PayPal may have also become a force in the banking business itself. Its digital wallet, Venmo, has risen to over 40 million accounts as of the first quarter. Venmo also registered a 73% increase on payments on its platform. This compares well to Bank of America (NYSE:BAC) with 37 million digital accounts and Wells Fargo (NYSE:WFC) who with 29.8 million digital users. PYPL lags only JPMorgan Chase (NYSE:JPM), which claims 51 million active accounts.

A Closer Look at PayPal Stock

Given this increase, I see ample room for growth for all major players involved. The predicted profit increases in PayPal stock represents the growth well. Analysts expect earnings increases to come in at 23.1% this year and 17.8% next year.

This has also brought somewhat higher price-to-earnings (PE) ratios across the industry. PayPal’s forward PE now stands at 32.1. While not cheap, that appears inexpensive compared to SQ stock and its 59.3 forward PE ratio. Moreover, the multiples of Visa and Mastercard are somewhat lower, but not by much.

But here’s the thing.

In this sector, multiples tend to rise with rates of profit growth. Square supports a significantly higher PE ratio. However, Wall Street believe SQ’s profits will rise by 59.6% this year and 49.3% the next.

In 2020, Square’s profits will grow at about 2.5 times PayPal’s earnings this year. Next year, Square will roughly triple PayPal’s growth rate. Given this differential, I see a case for buying SQ when its forward multiple comes in a less than double PayPal’s PE ratio.

Conversely, investors can pay about 26.4 times forward earnings for Visa. Following what looks like an industry trend, that will buy investors lower but still impressive growth rates. Analysts expect Visa will see a 16.5% earnings increase this year and a 15.6% rate in 2020.

Moreover, PYPL has risen more than 46% from its December low. This comes in substantially higher than the 33%-plus growth in SQ over the same period. Given this rapid rise, I cannot rule out a short-term correction.

What should investors do?

PayPal stock will remain a growth equity for years to come, but it may not outperform a key peer. PYPL trades near record highs. Its massive profit increase justifies its PE ratio in the low 30s. However, one cannot ignore Square stock, which offers almost triple the growth at less than double the valuation.
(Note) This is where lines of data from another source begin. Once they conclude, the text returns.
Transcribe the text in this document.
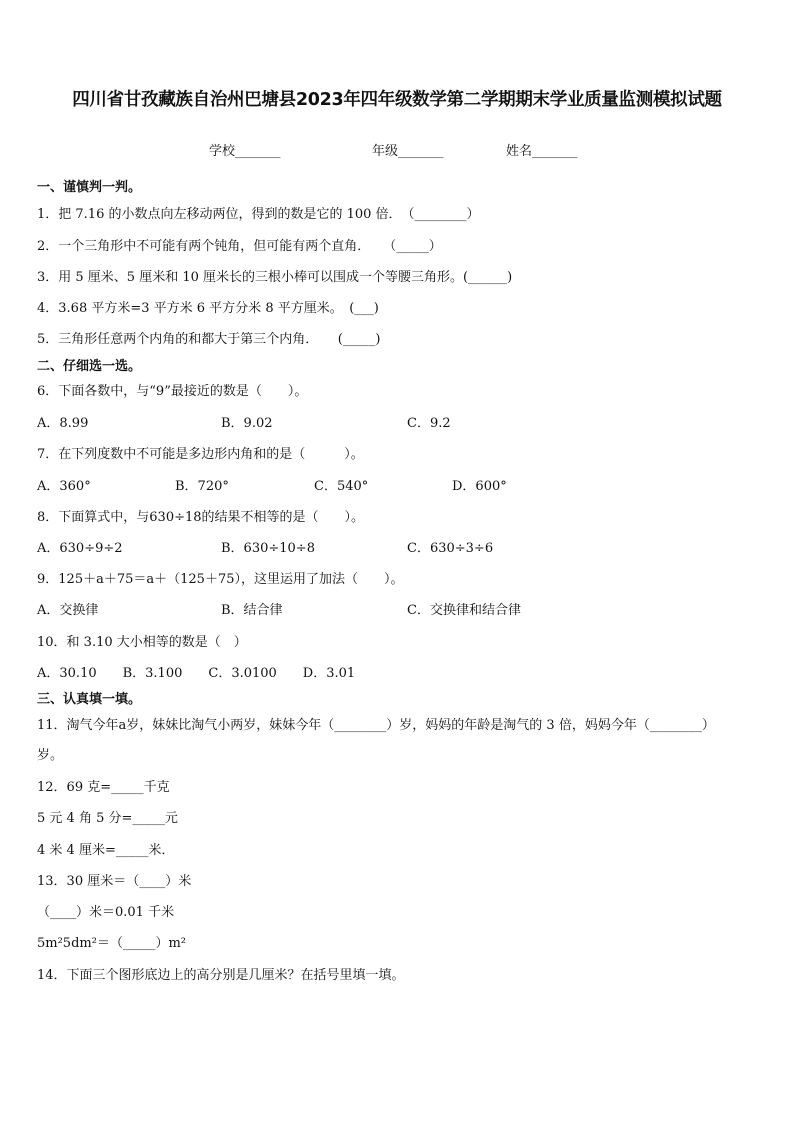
四川省甘孜藏族自治州巴塘县2023年四年级数学第二学期期末学业质量监测模拟试题
学校_______	年级_______	姓名_______
一、谨慎判一判。
1．把 7.16 的小数点向左移动两位，得到的数是它的 100 倍．　（________）
2．一个三角形中不可能有两个钝角，但可能有两个直角．　　（_____）
3．用 5 厘米、5 厘米和 10 厘米长的三根小棒可以围成一个等腰三角形。(______)
4．3.68 平方米=3 平方米 6 平方分米 8 平方厘米。　(___)
5．三角形任意两个内角的和都大于第三个内角．　　(_____)
二、仔细选一选。
6．下面各数中，与“9”最接近的数是（　　）。
A．8.99	B．9.02	C．9.2
7．在下列度数中不可能是多边形内角和的是（　　　）。
A．360°	B．720°	C．540°	D．600°
8．下面算式中，与630÷18的结果不相等的是（　　）。
A．630÷9÷2	B．630÷10÷8	C．630÷3÷6
9．125＋a＋75＝a＋（125＋75），这里运用了加法（　　）。
A．交换律	B．结合律	C．交换律和结合律
10．和 3.10 大小相等的数是（　）
A．30.10　　B．3.100　　C．3.0100　　D．3.01
三、认真填一填。
11．淘气今年a岁，妹妹比淘气小两岁，妹妹今年（________）岁，妈妈的年龄是淘气的 3 倍，妈妈今年（________）
岁。
12．69 克=_____千克
5 元 4 角 5 分=_____元
4 米 4 厘米=_____米．
13．30 厘米＝（____）米
（____）米＝0.01 千米
5m²5dm²＝（_____）m²
14．下面三个图形底边上的高分别是几厘米？在括号里填一填。
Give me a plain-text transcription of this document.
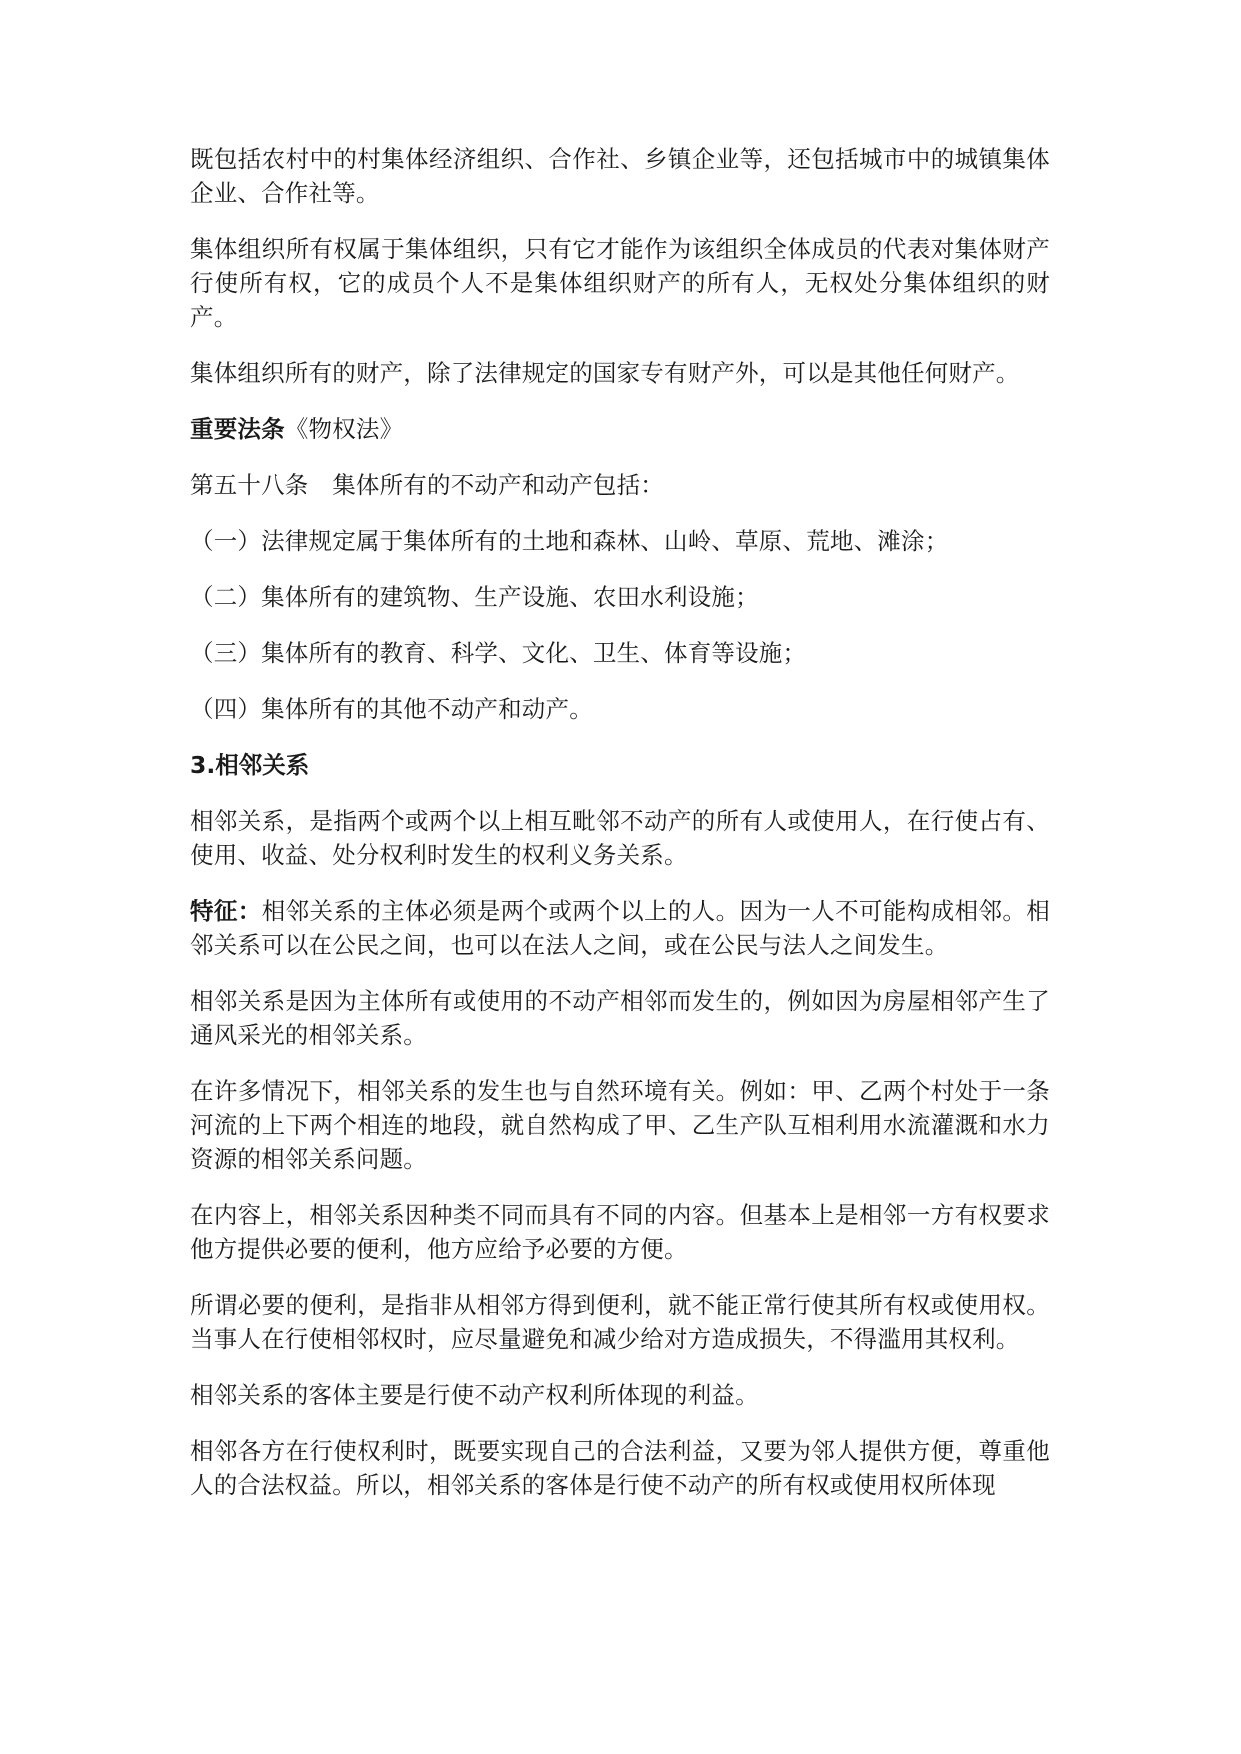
既包括农村中的村集体经济组织、合作社、乡镇企业等，还包括城市中的城镇集体企业、合作社等。

集体组织所有权属于集体组织，只有它才能作为该组织全体成员的代表对集体财产行使所有权，它的成员个人不是集体组织财产的所有人，无权处分集体组织的财产。

集体组织所有的财产，除了法律规定的国家专有财产外，可以是其他任何财产。

重要法条《物权法》

第五十八条　集体所有的不动产和动产包括：

（一）法律规定属于集体所有的土地和森林、山岭、草原、荒地、滩涂；

（二）集体所有的建筑物、生产设施、农田水利设施；

（三）集体所有的教育、科学、文化、卫生、体育等设施；

（四）集体所有的其他不动产和动产。

3.相邻关系

相邻关系，是指两个或两个以上相互毗邻不动产的所有人或使用人，在行使占有、使用、收益、处分权利时发生的权利义务关系。

特征：相邻关系的主体必须是两个或两个以上的人。因为一人不可能构成相邻。相邻关系可以在公民之间，也可以在法人之间，或在公民与法人之间发生。

相邻关系是因为主体所有或使用的不动产相邻而发生的，例如因为房屋相邻产生了通风采光的相邻关系。

在许多情况下，相邻关系的发生也与自然环境有关。例如：甲、乙两个村处于一条河流的上下两个相连的地段，就自然构成了甲、乙生产队互相利用水流灌溉和水力资源的相邻关系问题。

在内容上，相邻关系因种类不同而具有不同的内容。但基本上是相邻一方有权要求他方提供必要的便利，他方应给予必要的方便。

所谓必要的便利，是指非从相邻方得到便利，就不能正常行使其所有权或使用权。当事人在行使相邻权时，应尽量避免和减少给对方造成损失，不得滥用其权利。

相邻关系的客体主要是行使不动产权利所体现的利益。

相邻各方在行使权利时，既要实现自己的合法利益，又要为邻人提供方便，尊重他人的合法权益。所以，相邻关系的客体是行使不动产的所有权或使用权所体现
Again, I do not think this negates the bull thesis in PayPal stock. I also believe payment stocks will generally continue to rise long-term. In my view, it comes down to risk tolerance. Investors more comfortable with lower multiples should consider PayPal or maybe Visa. However, for those who will willingly pay a higher PE for more elevated growth levels, Square stock might make a better choice.